Now of carvers of goblets the following men had a high reputation,—Athenocles, Crates, Stratonicus, Myrmecides the Milesian, Callicrates the Lacedæmonian, and Mys; by which last artist we have seen a Heraclean cup, having most beautifully wrought on it the capture of Troy, and bearing also this inscription—

  1. The sketch was by Parrhasius,—by Mys
  2. The workmanship; and now I represent
  3. The lofty Troy, which great Achilles took.

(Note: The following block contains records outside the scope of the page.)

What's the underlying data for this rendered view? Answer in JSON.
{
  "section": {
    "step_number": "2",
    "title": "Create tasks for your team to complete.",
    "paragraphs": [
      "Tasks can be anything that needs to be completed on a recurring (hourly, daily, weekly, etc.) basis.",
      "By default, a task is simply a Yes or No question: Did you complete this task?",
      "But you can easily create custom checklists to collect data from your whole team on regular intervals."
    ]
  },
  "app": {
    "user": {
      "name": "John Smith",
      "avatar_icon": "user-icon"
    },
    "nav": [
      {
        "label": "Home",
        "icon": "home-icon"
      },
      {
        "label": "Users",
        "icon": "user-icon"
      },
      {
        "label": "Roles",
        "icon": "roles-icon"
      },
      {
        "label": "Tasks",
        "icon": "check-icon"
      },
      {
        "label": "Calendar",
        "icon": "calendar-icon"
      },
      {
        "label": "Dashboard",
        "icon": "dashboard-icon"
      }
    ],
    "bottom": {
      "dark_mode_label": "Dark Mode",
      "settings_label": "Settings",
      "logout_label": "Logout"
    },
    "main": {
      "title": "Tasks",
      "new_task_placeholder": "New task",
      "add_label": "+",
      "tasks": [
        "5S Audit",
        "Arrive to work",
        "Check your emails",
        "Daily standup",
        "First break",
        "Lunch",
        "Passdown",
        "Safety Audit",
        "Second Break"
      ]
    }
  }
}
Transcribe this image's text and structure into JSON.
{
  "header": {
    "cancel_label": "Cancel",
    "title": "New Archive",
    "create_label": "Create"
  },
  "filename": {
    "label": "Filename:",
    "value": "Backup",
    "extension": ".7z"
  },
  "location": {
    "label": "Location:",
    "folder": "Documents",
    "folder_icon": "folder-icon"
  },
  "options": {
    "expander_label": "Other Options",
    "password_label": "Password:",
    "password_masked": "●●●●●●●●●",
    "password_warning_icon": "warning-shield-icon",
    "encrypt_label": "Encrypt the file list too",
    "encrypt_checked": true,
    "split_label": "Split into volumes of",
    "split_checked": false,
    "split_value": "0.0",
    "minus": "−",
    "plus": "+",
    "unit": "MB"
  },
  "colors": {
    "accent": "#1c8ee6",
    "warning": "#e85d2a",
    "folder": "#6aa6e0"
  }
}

Now among the Cretans, the epithet κλεινὸς, illustrious, is often given to the objects of one's affection. And it is a matter of great desire among them to carry off beautiful boys; and among them it is considered discreditable to a beautiful boy not to have a lover. And the name given to the boys who are carried off in that manner is παρασταθέντες. And they give to the boy who has been carried off a robe, and an ox, and a drinking-cup. And the robe they wear even when they are become old, in order to show that they have been κλεινοί.